A PF ainda contabiliza outras três trocas de tiros. Uma delas aconteceu em junho deste ano no Paraguai, quando a quadrilha se preparava para uma investida contra um banco. Dois criminosos foram mortos e parte do bando foi presa com fuzis e explosivos.
Perfil
Os nomes dos presos não foram divulgados, porque a PF não teve tempo de identificar todos os membros da quadrilha, já que muitos deles mal se conheciam. “Eles costumavam se comunicar por apelidos, como ‘Nego’, ‘Véio’ e ‘Gordo'”, disse Bordignon. Sabe-se que os integrantes são jovens – entre 25 e 35 anos. Muitos deles estudantes universitários e outros já diplomados. De acordo com o delegado, eles afirmaram que se envolveram no mundo do crime em busca de adrenalina. “Um dos alvos foi preso em Foz, era foragido do Mato Grosso e portava RG falso. Por isso estamos tendo dificuldade em atribuir nomes e muitos dos interrogatórios foram baseados em fotos”, adiantou. Somente por meio de exames das digitais será possível descobrir quem é quem no bando. “Agora o trabalho é de perícia. Colher impressões digitais e alimentar o banco de dados da PF, também com dados genéticos desses presos”, disse.
Pistas
Um cartão de recarga de celular esquecido num dos carros abandonados pela quadrilha foi o ponto de partida para que a PF chegasse até o bando. Na sequência, várias informações foram cruzadas, como a descrição dos marginais feitas nos diversos boletins de ocorrência registrados em delegacias. A PF também usou interceptações telefônicas para confirmar participação dos envolvidos e entender o “modus operandi” dos marginais, que se subdividiam em quatro grupos, todos agindo na região de Curitiba. “Com apoio do Ministério Público Federal e da Justiça Federal, fomos identificando um a um os 53 integrantes, mas acredito que mais gente esteja envolvida. Esperamos que os crimes violentos diminuam”, declarou.
Presos
Muitos dos presos já eram investigados em operações anteriores da PF e alguns deles já haviam sido capturados por delegacias especializadas. Ainda neste ano, a Delegacia de Furtos e Roubos (DFR) pegou parte do grupo, por assalto a residências. Outras duas pessoas foram presas pelo Centro de Operações Policiais Especiais (Cope), em fevereiro, com 40 quilos de crack que foi negociado no Paraguai.

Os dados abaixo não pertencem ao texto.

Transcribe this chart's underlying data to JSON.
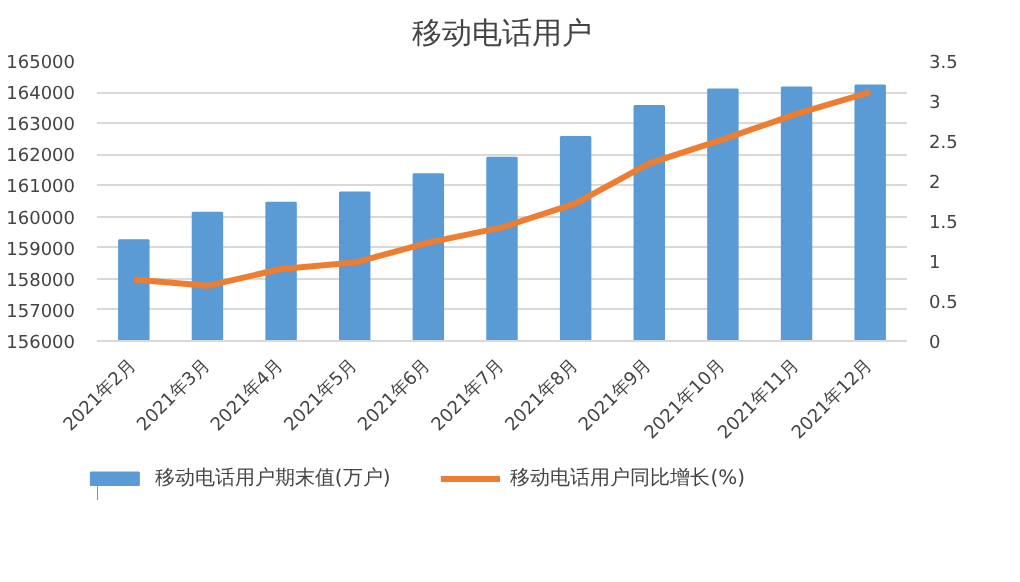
{
  "chart_data": {
    "type": "bar",
    "title": "移动电话用户",
    "categories": [
      "2021年2月",
      "2021年3月",
      "2021年4月",
      "2021年5月",
      "2021年6月",
      "2021年7月",
      "2021年8月",
      "2021年9月",
      "2021年10月",
      "2021年11月",
      "2021年12月"
    ],
    "series": [
      {
        "name": "移动电话用户期末值(万户)",
        "color": "#5b9bd5",
        "values": [
          159240,
          160120,
          160440,
          160770,
          161360,
          161890,
          162560,
          163550,
          164080,
          164150,
          164210
        ]
      },
      {
        "name": "移动电话用户同比增长(%)",
        "color": "#ed7d31",
        "type": "line",
        "axis": "y2",
        "values": [
          0.77,
          0.69,
          0.9,
          0.98,
          1.23,
          1.42,
          1.72,
          2.22,
          2.52,
          2.84,
          3.11
        ]
      }
    ],
    "ylim": [
      156000,
      165000
    ],
    "yticks": [
      156000,
      157000,
      158000,
      159000,
      160000,
      161000,
      162000,
      163000,
      164000,
      165000
    ],
    "y2lim": [
      0,
      3.5
    ],
    "y2ticks": [
      0,
      0.5,
      1,
      1.5,
      2,
      2.5,
      3,
      3.5
    ],
    "grid": "y",
    "legend": "bottom"
  }
}
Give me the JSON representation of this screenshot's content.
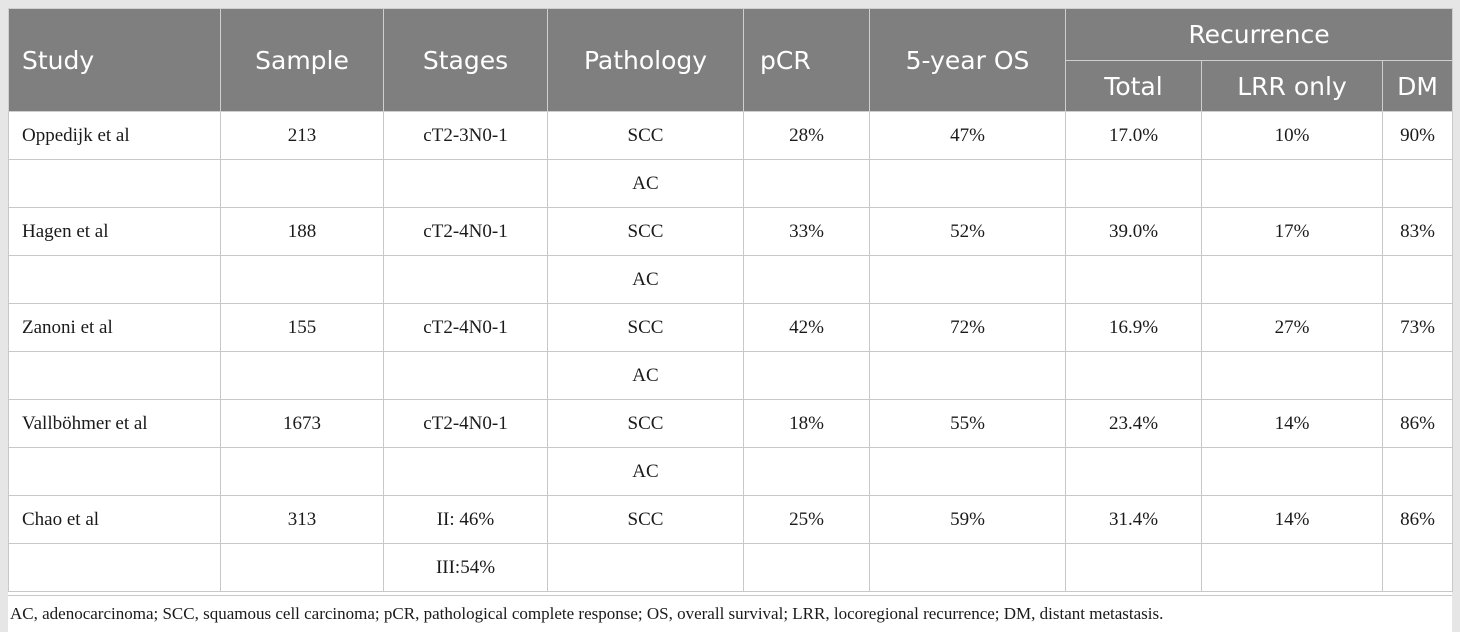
{
  "table": {
    "headers": {
      "study": "Study",
      "sample": "Sample",
      "stages": "Stages",
      "pathology": "Pathology",
      "pcr": "pCR",
      "os": "5-year OS",
      "recurrence": "Recurrence",
      "total": "Total",
      "lrr": "LRR only",
      "dm": "DM"
    },
    "rows": [
      {
        "study": "Oppedijk et al",
        "sample": "213",
        "stages": "cT2-3N0-1",
        "pathology": "SCC",
        "pcr": "28%",
        "os": "47%",
        "total": "17.0%",
        "lrr": "10%",
        "dm": "90%"
      },
      {
        "study": "",
        "sample": "",
        "stages": "",
        "pathology": "AC",
        "pcr": "",
        "os": "",
        "total": "",
        "lrr": "",
        "dm": ""
      },
      {
        "study": "Hagen et al",
        "sample": "188",
        "stages": "cT2-4N0-1",
        "pathology": "SCC",
        "pcr": "33%",
        "os": "52%",
        "total": "39.0%",
        "lrr": "17%",
        "dm": "83%"
      },
      {
        "study": "",
        "sample": "",
        "stages": "",
        "pathology": "AC",
        "pcr": "",
        "os": "",
        "total": "",
        "lrr": "",
        "dm": ""
      },
      {
        "study": "Zanoni et al",
        "sample": "155",
        "stages": "cT2-4N0-1",
        "pathology": "SCC",
        "pcr": "42%",
        "os": "72%",
        "total": "16.9%",
        "lrr": "27%",
        "dm": "73%"
      },
      {
        "study": "",
        "sample": "",
        "stages": "",
        "pathology": "AC",
        "pcr": "",
        "os": "",
        "total": "",
        "lrr": "",
        "dm": ""
      },
      {
        "study": "Vallböhmer et al",
        "sample": "1673",
        "stages": "cT2-4N0-1",
        "pathology": "SCC",
        "pcr": "18%",
        "os": "55%",
        "total": "23.4%",
        "lrr": "14%",
        "dm": "86%"
      },
      {
        "study": "",
        "sample": "",
        "stages": "",
        "pathology": "AC",
        "pcr": "",
        "os": "",
        "total": "",
        "lrr": "",
        "dm": ""
      },
      {
        "study": "Chao et al",
        "sample": "313",
        "stages": "II: 46%",
        "pathology": "SCC",
        "pcr": "25%",
        "os": "59%",
        "total": "31.4%",
        "lrr": "14%",
        "dm": "86%"
      },
      {
        "study": "",
        "sample": "",
        "stages": "III:54%",
        "pathology": "",
        "pcr": "",
        "os": "",
        "total": "",
        "lrr": "",
        "dm": ""
      }
    ]
  },
  "footnote": "AC, adenocarcinoma; SCC, squamous cell carcinoma; pCR, pathological complete response; OS, overall survival; LRR, locoregional recurrence; DM, distant metastasis."
}
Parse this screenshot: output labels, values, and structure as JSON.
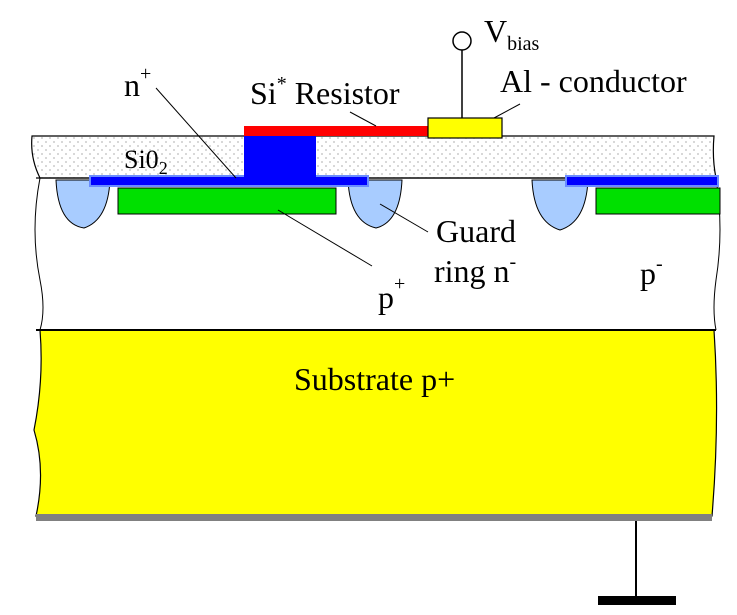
{
  "labels": {
    "vbias_main": "V",
    "vbias_sub": "bias",
    "n_plus_main": "n",
    "n_plus_sup": "+",
    "si_main": "Si",
    "si_sup": "*",
    "resistor": " Resistor",
    "al_conductor": "Al - conductor",
    "sio2_main": "Si0",
    "sio2_sub": "2",
    "guard": "Guard",
    "ring": "ring n",
    "ring_sup": "-",
    "p_plus_main": "p",
    "p_plus_sup": "+",
    "p_minus_main": "p",
    "p_minus_sup": "-",
    "substrate": "Substrate p+"
  },
  "colors": {
    "substrate": "#ffff00",
    "green_implant": "#00e000",
    "blue_plug": "#0000ff",
    "resistor_bar": "#ff0000",
    "al_pad": "#ffff00",
    "guard_ring": "#a8ccff",
    "oxide_dots": "#c8c8c8",
    "bottom_contact": "#808080"
  }
}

A PF informou que os presos serão custodiados sob forte esquema de segurança por agentes penitenciários federais da Penitenciária Federal de Catanduvas, da qual o delegado Bordignon foi diretor e deixou o cargo após o episódio da descoberta de bilhetes apreendidos na penitenciária ordenando ataques incendiários no Rio de Janeiro, no ano passado. Todos responderão por formação de quadrilha e poderão ser recolhidos a qualquer das quatro unidades do Sistema Penitenciário Federal.